Do you believe that happiness is found not in material but in spiritual things ?
To remove the ideal from the material to the spiritual world is a tricky business, because material happiness is something tangible (if ever it is attained), and the spirit an invisible thing which it is difficult to find or to demonstrate. It is even supposed that most of what goes by the name of “spirit” is so much empty talk and a clattering of words. An attainable sausage is as a rule more illuminating than a devotional exercise; in other words, to find happiness in the spirit one must be possessed of a “spirit” to find happiness in.
A life of ease and security has convinced everyone of all the material joys, and has even compelled the spirit to devise new and better ways to material welfare, but it has never produced spirit. Probably only suffering, disillusion, and self-denial do that. Anyone who can live under such stresses and still find life worth while already has spirit, or at least has some inklings of it. But at all times there are only very few who are convinced from the bottom of their hearts that material happiness is a danger to the spirit, and who are able to renounce the world for its sake.
I hope, therefore, that the scourge which is now lashing Europe will bring the nations to realize that this world, which was never the best of all possible worlds in the past, will not be so in the future either. It is, as always, compounded of day and night, light and darkness, brief joys and abiding sorrows, a battleground without respite or peace, because it is nothing but the melting-pot of human desires. (...)

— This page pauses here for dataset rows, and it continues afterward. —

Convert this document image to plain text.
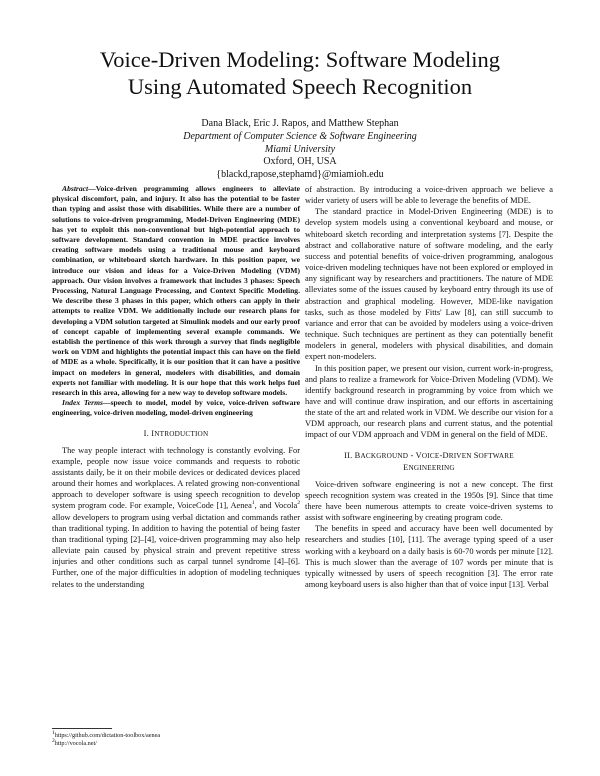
Voice-Driven Modeling: Software Modeling
Using Automated Speech Recognition
Dana Black, Eric J. Rapos, and Matthew Stephan
Department of Computer Science & Software Engineering
Miami University
Oxford, OH, USA
{blackd,rapose,stephamd}@miamioh.edu

Abstract—Voice-driven programming allows engineers to alleviate physical discomfort, pain, and injury. It also has the potential to be faster than typing and assist those with disabilities. While there are a number of solutions to voice-driven programming, Model-Driven Engineering (MDE) has yet to exploit this non-conventional but high-potential approach to software development. Standard convention in MDE practice involves creating software models using a traditional mouse and keyboard combination, or whiteboard sketch hardware. In this position paper, we introduce our vision and ideas for a Voice-Driven Modeling (VDM) approach. Our vision involves a framework that includes 3 phases: Speech Processing, Natural Language Processing, and Context Specific Modeling. We describe these 3 phases in this paper, which others can apply in their attempts to realize VDM. We additionally include our research plans for developing a VDM solution targeted at Simulink models and our early proof of concept capable of implementing several example commands. We establish the pertinence of this work through a survey that finds negligible work on VDM and highlights the potential impact this can have on the field of MDE as a whole. Specifically, it is our position that it can have a positive impact on modelers in general, modelers with disabilities, and domain experts not familiar with modeling. It is our hope that this work helps fuel research in this area, allowing for a new way to develop software models.

Index Terms—speech to model, model by voice, voice-driven software engineering, voice-driven modeling, model-driven engineering

I. INTRODUCTION

The way people interact with technology is constantly evolving. For example, people now issue voice commands and requests to robotic assistants daily, be it on their mobile devices or dedicated devices placed around their homes and workplaces. A related growing non-conventional approach to developer software is using speech recognition to develop system program code. For example, VoiceCode [1], Aenea$^1$, and Vocola$^2$ allow developers to program using verbal dictation and commands rather than traditional typing. In addition to having the potential of being faster than traditional typing [2]–[4], voice-driven programming may also help alleviate pain caused by physical strain and prevent repetitive stress injuries and other conditions such as carpal tunnel syndrome [4]–[6]. Further, one of the major difficulties in adoption of modeling techniques relates to the understanding

$^1$https://github.com/dictation-toolbox/aenea
$^2$http://vocola.net/

of abstraction. By introducing a voice-driven approach we believe a wider variety of users will be able to leverage the benefits of MDE.

The standard practice in Model-Driven Engineering (MDE) is to develop system models using a conventional keyboard and mouse, or whiteboard sketch recording and interpretation systems [7]. Despite the abstract and collaborative nature of software modeling, and the early success and potential benefits of voice-driven programming, analogous voice-driven modeling techniques have not been explored or employed in any significant way by researchers and practitioners. The nature of MDE alleviates some of the issues caused by keyboard entry through its use of abstraction and graphical modeling. However, MDE-like navigation tasks, such as those modeled by Fitts' Law [8], can still succumb to variance and error that can be avoided by modelers using a voice-driven technique. Such techniques are pertinent as they can potentially benefit modelers in general, modelers with physical disabilities, and domain expert non-modelers.

In this position paper, we present our vision, current work-in-progress, and plans to realize a framework for Voice-Driven Modeling (VDM). We identify background research in programming by voice from which we have and will continue draw inspiration, and our efforts in ascertaining the state of the art and related work in VDM. We describe our vision for a VDM approach, our research plans and current status, and the potential impact of our VDM approach and VDM in general on the field of MDE.

II. BACKGROUND - VOICE-DRIVEN SOFTWARE
ENGINEERING

Voice-driven software engineering is not a new concept. The first speech recognition system was created in the 1950s [9]. Since that time there have been numerous attempts to create voice-driven systems to assist with software engineering by creating program code.

The benefits in speed and accuracy have been well documented by researchers and studies [10], [11]. The average typing speed of a user working with a keyboard on a daily basis is 60-70 words per minute [12]. This is much slower than the average of 107 words per minute that is typically witnessed by users of speech recognition [3]. The error rate among keyboard users is also higher than that of voice input [13]. Verbal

Can there be an optimism of austerity ?
Instead of “optimism,” I would have said an “optimum” of austerity. But if “optimism” is really meant, very much more would be required, for “austerity” is anything but enjoyable. It means real suffering, especially if it assumes acute form. You can be “optimistic” in the face of martyrdom only if you are sure of the bliss to come. But a certain minimal degree of austerity I regard as beneficial. At any rate, it is healthier than affluence, which only a very few people can enjoy without ill effects, whether physical or psychic. Of course one does not wish anything unpleasant for anybody, least of all oneself, but, in comparison with other countries, Switzerland has so much affluence to spare (however honourably earned) that we are in an excellent position to give some of it away. There is an “optimum” of austerity which it is dangerous to exceed, for too much of it does not make you good but hard and bitter. As the Swiss proverb trenchantly puts it: “Behind every rich man stands a devil, and behind every poor man two.”

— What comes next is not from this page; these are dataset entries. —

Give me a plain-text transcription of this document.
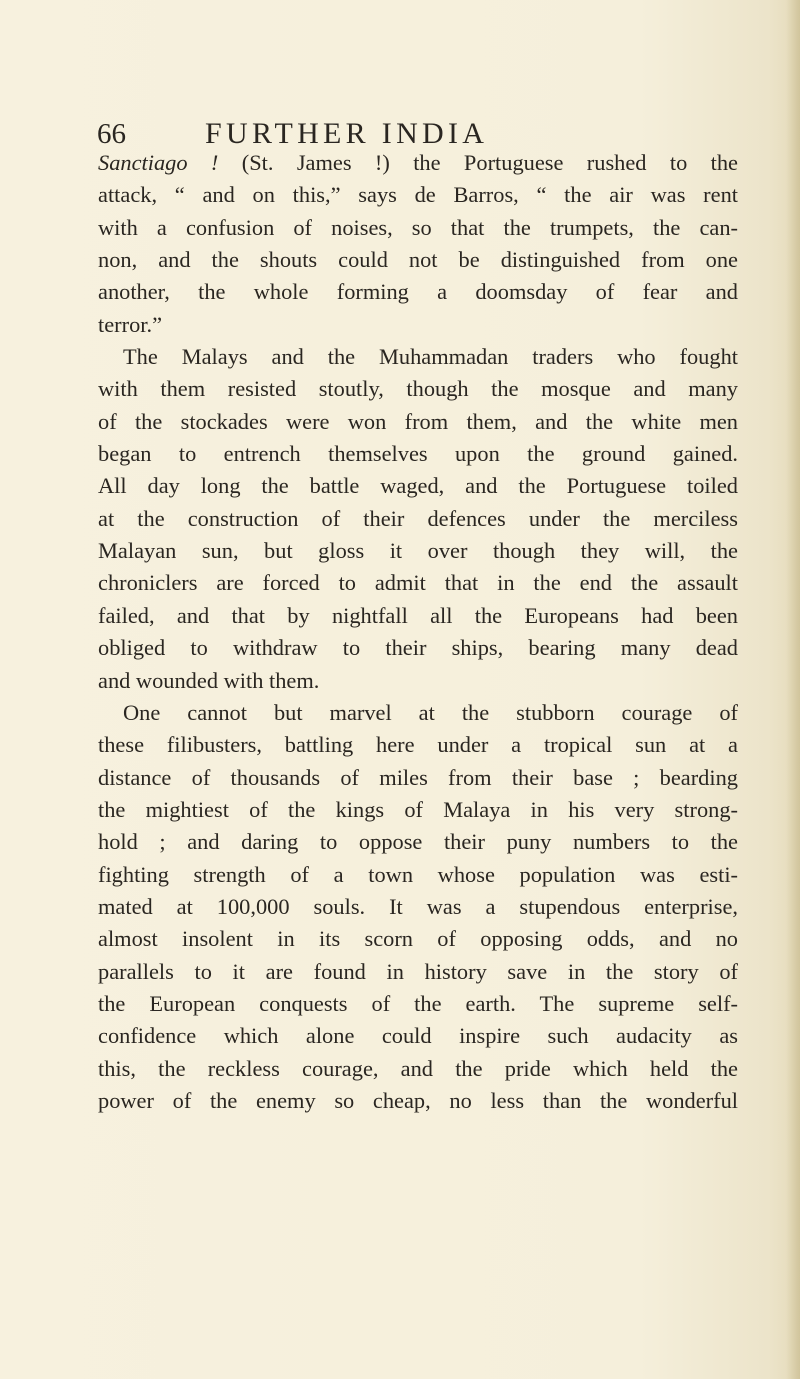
66	FURTHER INDIA
Sanctiago ! (St. James !) the Portuguese rushed to the
attack, “ and on this,” says de Barros, “ the air was rent
with a confusion of noises, so that the trumpets, the can-
non, and the shouts could not be distinguished from one
another, the whole forming a doomsday of fear and
terror.”
The Malays and the Muhammadan traders who fought
with them resisted stoutly, though the mosque and many
of the stockades were won from them, and the white men
began to entrench themselves upon the ground gained.
All day long the battle waged, and the Portuguese toiled
at the construction of their defences under the merciless
Malayan sun, but gloss it over though they will, the
chroniclers are forced to admit that in the end the assault
failed, and that by nightfall all the Europeans had been
obliged to withdraw to their ships, bearing many dead
and wounded with them.
One cannot but marvel at the stubborn courage of
these filibusters, battling here under a tropical sun at a
distance of thousands of miles from their base ; bearding
the mightiest of the kings of Malaya in his very strong-
hold ; and daring to oppose their puny numbers to the
fighting strength of a town whose population was esti-
mated at 100,000 souls. It was a stupendous enterprise,
almost insolent in its scorn of opposing odds, and no
parallels to it are found in history save in the story of
the European conquests of the earth. The supreme self-
confidence which alone could inspire such audacity as
this, the reckless courage, and the pride which held the
power of the enemy so cheap, no less than the wonderful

Since “optimism” seems to have been meant, and hence an optimistic attitude towards something unpleasant, I would add that in my view it would be equally instructive to speak of a “pessimism” of austerity. Human temperaments being extremely varied, indeed contradictory, we should never forget that what is good for one man is harmful for another. One man, because of his inner weakness, needs encouragement; another, because of his inner assurance, needs the restraint of austerity. Austerity enforces simplicity, which is true happiness. But to live simply, without regret and bitterness, is a moral task which many people will find very hard.